Preliminary

This self-contained section explains some of the high level concepts and assumptions of FCS. We reference these concepts later on this site.

General Workflow

Following similar software, FCS semi-automatically creates facial animation from footage for any rig by allowing the user to provide pairwise reference of facial expression of the actor and the character in the form of Profiles.

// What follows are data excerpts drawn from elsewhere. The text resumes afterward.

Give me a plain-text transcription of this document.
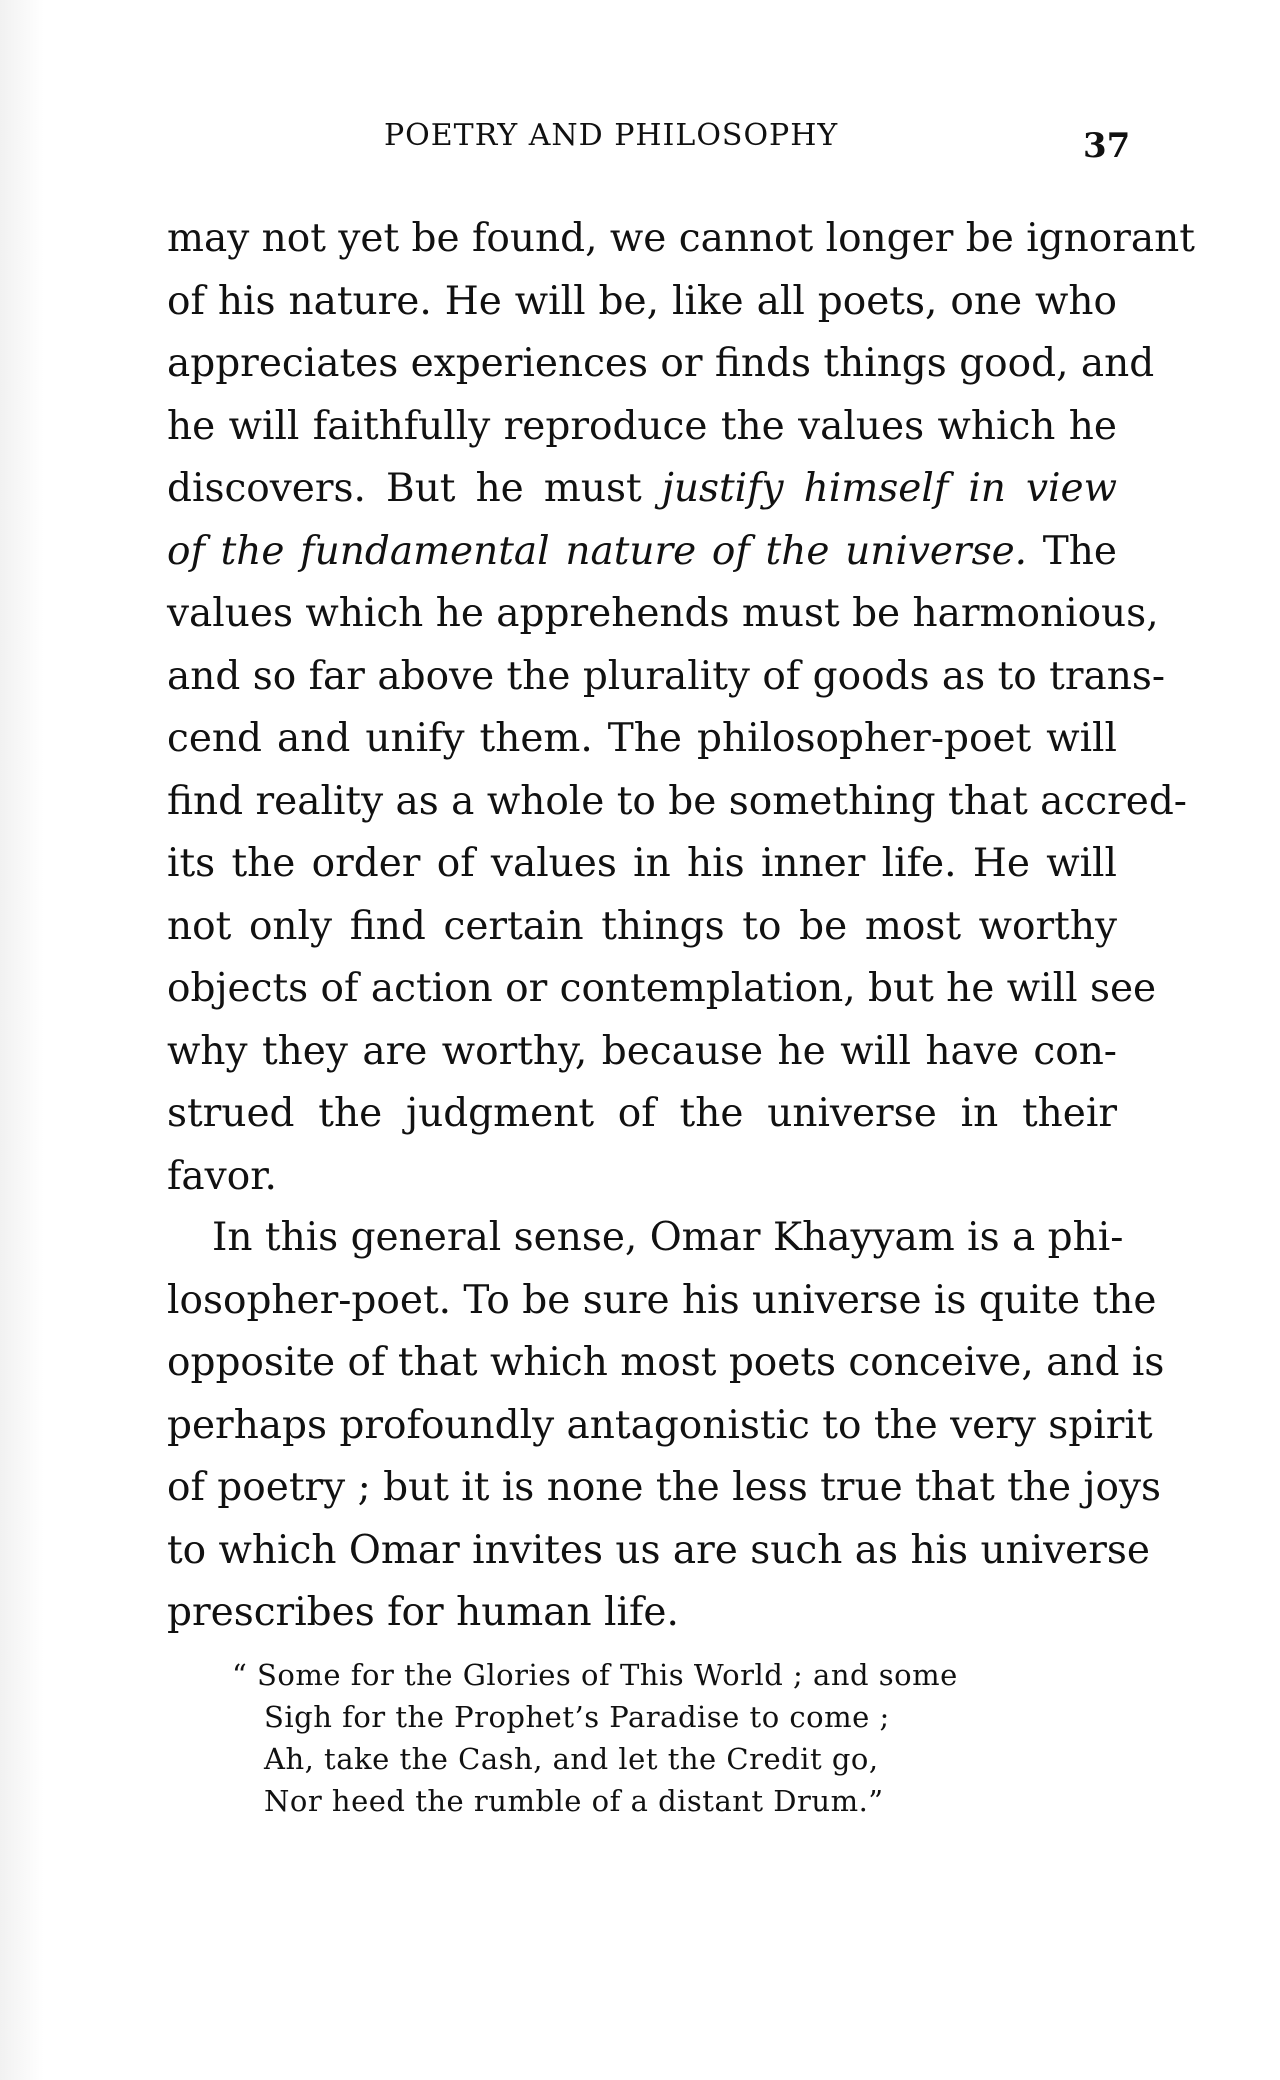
POETRY AND PHILOSOPHY	37
may not yet be found, we cannot longer be ignorant
of his nature. He will be, like all poets, one who
appreciates experiences or finds things good, and
he will faithfully reproduce the values which he
discovers. But he must justify himself in view
of the fundamental nature of the universe. The
values which he apprehends must be harmonious,
and so far above the plurality of goods as to trans-
cend and unify them. The philosopher-poet will
find reality as a whole to be something that accred-
its the order of values in his inner life. He will
not only find certain things to be most worthy
objects of action or contemplation, but he will see
why they are worthy, because he will have con-
strued the judgment of the universe in their
favor.
In this general sense, Omar Khayyam is a phi-
losopher-poet. To be sure his universe is quite the
opposite of that which most poets conceive, and is
perhaps profoundly antagonistic to the very spirit
of poetry ; but it is none the less true that the joys
to which Omar invites us are such as his universe
prescribes for human life.
“ Some for the Glories of This World ; and some
Sigh for the Prophet’s Paradise to come ;
Ah, take the Cash, and let the Credit go,
Nor heed the rumble of a distant Drum.”
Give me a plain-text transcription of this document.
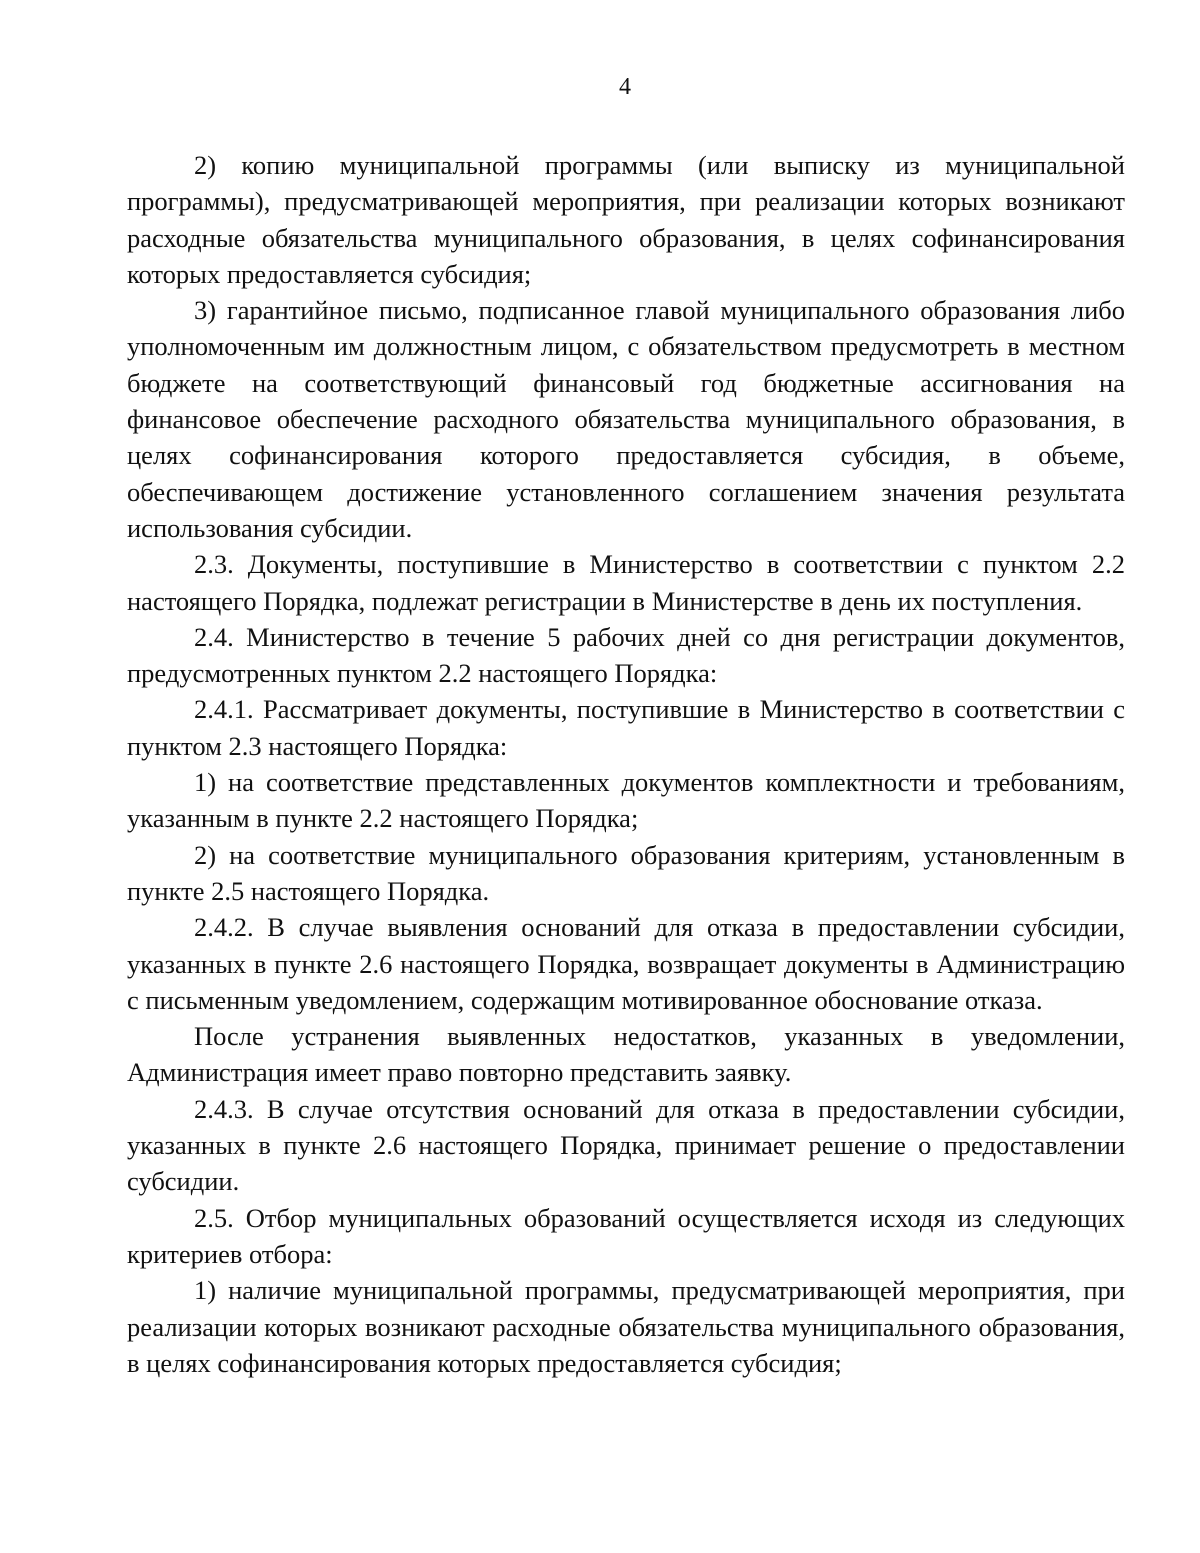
4

2) копию муниципальной программы (или выписку из муниципальной программы), предусматривающей мероприятия, при реализации которых возникают расходные обязательства муниципального образования, в целях софинансирования которых предоставляется субсидия;

3) гарантийное письмо, подписанное главой муниципального образования либо уполномоченным им должностным лицом, с обязательством предусмотреть в местном бюджете на соответствующий финансовый год бюджетные ассигнования на финансовое обеспечение расходного обязательства муниципального образования, в целях софинансирования которого предоставляется субсидия, в объеме, обеспечивающем достижение установленного соглашением значения результата использования субсидии.

2.3. Документы, поступившие в Министерство в соответствии с пунктом 2.2 настоящего Порядка, подлежат регистрации в Министерстве в день их поступления.

2.4. Министерство в течение 5 рабочих дней со дня регистрации документов, предусмотренных пунктом 2.2 настоящего Порядка:

2.4.1. Рассматривает документы, поступившие в Министерство в соответствии с пунктом 2.3 настоящего Порядка:

1) на соответствие представленных документов комплектности и требованиям, указанным в пункте 2.2 настоящего Порядка;

2) на соответствие муниципального образования критериям, установленным в пункте 2.5 настоящего Порядка.

2.4.2. В случае выявления оснований для отказа в предоставлении субсидии, указанных в пункте 2.6 настоящего Порядка, возвращает документы в Администрацию с письменным уведомлением, содержащим мотивированное обоснование отказа.

После устранения выявленных недостатков, указанных в уведомлении, Администрация имеет право повторно представить заявку.

2.4.3. В случае отсутствия оснований для отказа в предоставлении субсидии, указанных в пункте 2.6 настоящего Порядка, принимает решение о предоставлении субсидии.

2.5. Отбор муниципальных образований осуществляется исходя из следующих критериев отбора:

1) наличие муниципальной программы, предусматривающей мероприятия, при реализации которых возникают расходные обязательства муниципального образования, в целях софинансирования которых предоставляется субсидия;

After creating enough profiles, FCS automatically establishes a relationship between the facial expression of the actor and that of the character. This is often an iterative process that rely on the user to provide more and more profiles to increase the accuracy of the prediction.

In general, accuracy of the animation would tend to worsen when drastic movement is involved, camera blur etc. In this case we recommend adding frames that failed to produce the desired result as profile, manually correct the rig parameters and reprocess.

Profiles

Profile refers to a paired data of a single image of an actor, and the corresponding character, rigged to express the same facial expression as the actor in the image. This is created using FCS by selecting particular frame from a video, and rigging the character in Maya.

Learn about how to create profiles in FCS…

ROM

As a general rule of thumb, we recommend filming a Range of Motion (ROM) video prior to the actual filming. A ROM video should cover a wide range of facial expression that the actor can do. It is not strictly necessary but we find that using a ROM video in production often leads to time saving, especially when the amount of footage that has to be processed is large. The time saving would be less significant if you are processing only a small amount of footage.

Baseline profiles

With your purchase of FCS comes with a PDF containing approximately 50 facial expressions that you can use for the ROM video, it is meant for guidance but you can always use your own ROM facial expressions. We refer to profiles with the facial expression in the PDF the baseline profiles collectively, and often use them as a benchmarking baseline.